Breedlove v. Suttles (9-0; 1937)(Over 25 years later, this one was partially abrogated by the 24th Amendment, and shortly after that, completely overturned by
Harper v. Virginia Board of Elections (6-3; 1966).)
Lassiter v. Northampton County Board of Elections (9-0; 1959)(Abrogated - or superseded - by the Voting Rights Act of 1965.)
These two cases deal with poll taxes and literacy tests, respectively. Lots of contemporary “liberals/progressives” like to say, over and over, that poll taxes and literacy tests were racially discriminatory, or that they were designed and intended to be racially discriminatory. These two rulings –
Breedlove and
Lassiter – prove that nothing could be further from the truth. These two UNANIMOUS decisions – one of them written by none other than Justice William O. Douglas: the single most progressive and egalitarian-minded Justice the Court has ever had – will prove to you that if you think poll taxes and/or literacy tests are racially discriminatory, that is purely in your imagination. Your imagination is not in the Constitution. Yes,
Harper did overturn
Breedlove, and the former was written by Justice Douglas too. But you know what Douglas did not say in
Harper? He did not say that poll taxes were racially discriminatory. Douglas did not come within one mile of saying that.
Palmer v. Thompson (5-4; 1971)(The five members of this Court majority were clearly the conservative wing of the Court in the 1970-71 term. This ruling establishes that, just because there is judicial intuition that a particular government action was undertaken with a racist motivation, that does not, in and of itself, prove that the Equal Protection Clause was violated; not when, clearly and obviously, there was no unequal treatment of anyone (as a consequence of the challenged government action).)
Washington v.
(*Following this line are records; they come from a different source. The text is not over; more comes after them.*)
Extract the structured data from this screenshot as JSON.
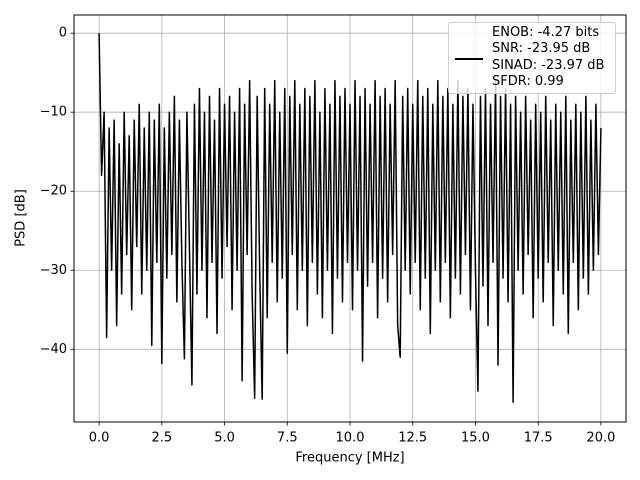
{
  "chart_data": {
    "type": "line",
    "xlabel": "Frequency [MHz]",
    "ylabel": "PSD [dB]",
    "xlim": [
      -1,
      21
    ],
    "ylim": [
      -49.2,
      2.3
    ],
    "xticks": [
      {
        "value": 0,
        "label": "0.0"
      },
      {
        "value": 2.5,
        "label": "2.5"
      },
      {
        "value": 5,
        "label": "5.0"
      },
      {
        "value": 7.5,
        "label": "7.5"
      },
      {
        "value": 10,
        "label": "10.0"
      },
      {
        "value": 12.5,
        "label": "12.5"
      },
      {
        "value": 15,
        "label": "15.0"
      },
      {
        "value": 17.5,
        "label": "17.5"
      },
      {
        "value": 20,
        "label": "20.0"
      }
    ],
    "yticks": [
      {
        "value": 0,
        "label": "0"
      },
      {
        "value": -10,
        "label": "−10"
      },
      {
        "value": -20,
        "label": "−20"
      },
      {
        "value": -30,
        "label": "−30"
      },
      {
        "value": -40,
        "label": "−40"
      }
    ],
    "grid": true,
    "legend": "upper right",
    "x": [
      0,
      0.1,
      0.2,
      0.3,
      0.4,
      0.5,
      0.6,
      0.7,
      0.8,
      0.9,
      1,
      1.1,
      1.2,
      1.3,
      1.4,
      1.5,
      1.6,
      1.7,
      1.8,
      1.9,
      2,
      2.1,
      2.2,
      2.3,
      2.4,
      2.5,
      2.6,
      2.7,
      2.8,
      2.9,
      3,
      3.1,
      3.2,
      3.3,
      3.4,
      3.5,
      3.6,
      3.7,
      3.8,
      3.9,
      4,
      4.1,
      4.2,
      4.3,
      4.4,
      4.5,
      4.6,
      4.7,
      4.8,
      4.9,
      5,
      5.1,
      5.2,
      5.3,
      5.4,
      5.5,
      5.6,
      5.7,
      5.8,
      5.9,
      6,
      6.1,
      6.2,
      6.3,
      6.4,
      6.5,
      6.6,
      6.7,
      6.8,
      6.9,
      7,
      7.1,
      7.2,
      7.3,
      7.4,
      7.5,
      7.6,
      7.7,
      7.8,
      7.9,
      8,
      8.1,
      8.2,
      8.3,
      8.4,
      8.5,
      8.6,
      8.7,
      8.8,
      8.9,
      9,
      9.1,
      9.2,
      9.3,
      9.4,
      9.5,
      9.6,
      9.7,
      9.8,
      9.9,
      10,
      10.1,
      10.2,
      10.3,
      10.4,
      10.5,
      10.6,
      10.7,
      10.8,
      10.9,
      11,
      11.1,
      11.2,
      11.3,
      11.4,
      11.5,
      11.6,
      11.7,
      11.8,
      11.9,
      12,
      12.1,
      12.2,
      12.3,
      12.4,
      12.5,
      12.6,
      12.7,
      12.8,
      12.9,
      13,
      13.1,
      13.2,
      13.3,
      13.4,
      13.5,
      13.6,
      13.7,
      13.8,
      13.9,
      14,
      14.1,
      14.2,
      14.3,
      14.4,
      14.5,
      14.6,
      14.7,
      14.8,
      14.9,
      15,
      15.1,
      15.2,
      15.3,
      15.4,
      15.5,
      15.6,
      15.7,
      15.8,
      15.9,
      16,
      16.1,
      16.2,
      16.3,
      16.4,
      16.5,
      16.6,
      16.7,
      16.8,
      16.9,
      17,
      17.1,
      17.2,
      17.3,
      17.4,
      17.5,
      17.6,
      17.7,
      17.8,
      17.9,
      18,
      18.1,
      18.2,
      18.3,
      18.4,
      18.5,
      18.6,
      18.7,
      18.8,
      18.9,
      19,
      19.1,
      19.2,
      19.3,
      19.4,
      19.5,
      19.6,
      19.7,
      19.8,
      19.9,
      20
    ],
    "series": [
      {
        "name": "ENOB: -4.27 bits\nSNR: -23.95 dB\nSINAD: -23.97 dB\nSFDR: 0.99",
        "color": "#000000",
        "values": [
          0,
          -18,
          -10,
          -38.5,
          -12,
          -30,
          -11,
          -37,
          -14,
          -33,
          -10,
          -28,
          -13,
          -35,
          -11,
          -27,
          -9,
          -33,
          -12,
          -30,
          -10,
          -39.5,
          -11,
          -29,
          -9,
          -41.8,
          -12,
          -31,
          -10,
          -28,
          -8,
          -34,
          -11,
          -29,
          -41.2,
          -10,
          -27,
          -44.5,
          -9,
          -33,
          -7,
          -30,
          -10,
          -36,
          -8,
          -29,
          -11,
          -38,
          -7,
          -31,
          -9,
          -27,
          -8,
          -35,
          -10,
          -30,
          -7,
          -44,
          -9,
          -28,
          -6,
          -33,
          -46.2,
          -8,
          -30,
          -46.3,
          -7,
          -36,
          -9,
          -29,
          -6,
          -34,
          -10,
          -31,
          -7,
          -40.5,
          -8,
          -28,
          -6,
          -35,
          -9,
          -30,
          -7,
          -37,
          -8,
          -29,
          -6,
          -33,
          -10,
          -36,
          -7,
          -30,
          -9,
          -38,
          -6,
          -31,
          -8,
          -34,
          -7,
          -29,
          -9,
          -35,
          -6,
          -30,
          -8,
          -41.5,
          -7,
          -32,
          -9,
          -29,
          -6,
          -36,
          -8,
          -31,
          -7,
          -34,
          -9,
          -28,
          -6,
          -37,
          -41,
          -8,
          -30,
          -7,
          -33,
          -9,
          -29,
          -6,
          -35,
          -8,
          -31,
          -7,
          -38,
          -9,
          -30,
          -6,
          -34,
          -8,
          -29,
          -7,
          -36,
          -9,
          -31,
          -6,
          -33,
          -8,
          -28,
          -7,
          -35,
          -9,
          -30,
          -45.3,
          -8,
          -32,
          -7,
          -37,
          -9,
          -29,
          -6,
          -42,
          -8,
          -31,
          -7,
          -34,
          -9,
          -46.7,
          -8,
          -30,
          -10,
          -33,
          -8,
          -28,
          -11,
          -36,
          -9,
          -31,
          -10,
          -34,
          -8,
          -29,
          -11,
          -37,
          -9,
          -30,
          -10,
          -33,
          -8,
          -38,
          -11,
          -29,
          -9,
          -35,
          -10,
          -31,
          -8,
          -33,
          -11,
          -30,
          -9,
          -28,
          -12
        ]
      }
    ]
  }
}
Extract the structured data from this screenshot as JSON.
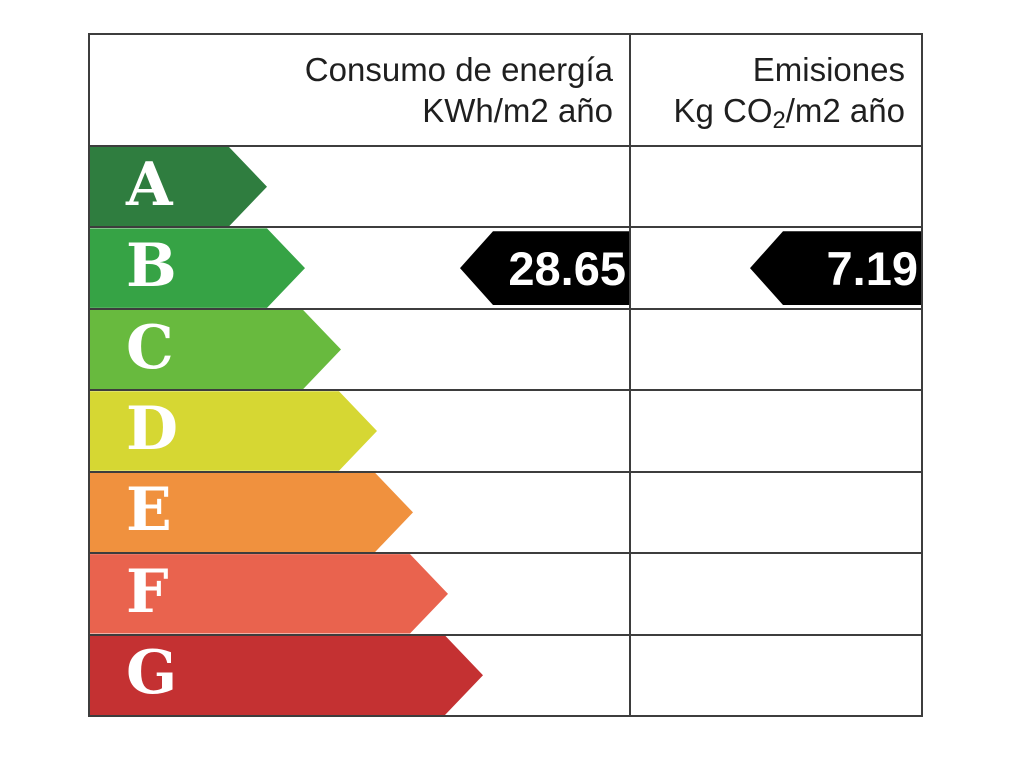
{
  "table": {
    "columns": [
      {
        "title": "Consumo de energía",
        "unit": "KWh/m2 año"
      },
      {
        "title": "Emisiones",
        "unit_prefix": "Kg CO",
        "unit_sub": "2",
        "unit_suffix": "/m2 año"
      }
    ],
    "ratings": [
      {
        "letter": "A",
        "color": "#2f7d3f"
      },
      {
        "letter": "B",
        "color": "#36a345"
      },
      {
        "letter": "C",
        "color": "#68ba3e"
      },
      {
        "letter": "D",
        "color": "#d6d733"
      },
      {
        "letter": "E",
        "color": "#f0913e"
      },
      {
        "letter": "F",
        "color": "#e9634e"
      },
      {
        "letter": "G",
        "color": "#c43132"
      }
    ],
    "current_rating": {
      "letter": "B",
      "consumption_value": "28.65",
      "emissions_value": "7.19",
      "marker_color": "#000000",
      "marker_text_color": "#ffffff"
    },
    "border_color": "#3d3d3d"
  },
  "chart_data": {
    "type": "bar",
    "subtype": "energy-rating-label",
    "categories": [
      "A",
      "B",
      "C",
      "D",
      "E",
      "F",
      "G"
    ],
    "category_colors": [
      "#2f7d3f",
      "#36a345",
      "#68ba3e",
      "#d6d733",
      "#f0913e",
      "#e9634e",
      "#c43132"
    ],
    "columns": [
      "Consumo de energía KWh/m2 año",
      "Emisiones Kg CO2/m2 año"
    ],
    "rated_category": "B",
    "values": {
      "consumo_de_energia_kwh_m2_ano": 28.65,
      "emisiones_kg_co2_m2_ano": 7.19
    },
    "legend_position": "none",
    "grid": true
  }
}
Davis (7-2; 1976)(The conservative wing of this court was among this 7-man majority, and the Court’s two most liberal members were the dissenters. A policy of screening prospective police department officers with a test does not violate the Equal Protection Clause just because a statistically disproportionate number of test takers who failed the test were black people. There has to be evidence of an intent to discriminate in order to establish a
prima facie case that there was a violation of the Equal Protection Clause, not just evidence of “disparate impact.”)
Do these last two cases contradict one another? No, not if you keep in mind these two thoughts: in order to establish a
prima facie case that the Equal Protection Clause was violated, there has to be both of these two things: evidence of actual unequal treatment AND evidence of an intent to discriminate. Neither of these two principles contradict any of the several cases I mentioned in the top of this post.
These four decisions establish that, sometimes you may think racial discrimination is going on, but that is just in your imagination. I applaud the SCOTUS for these four decisions too.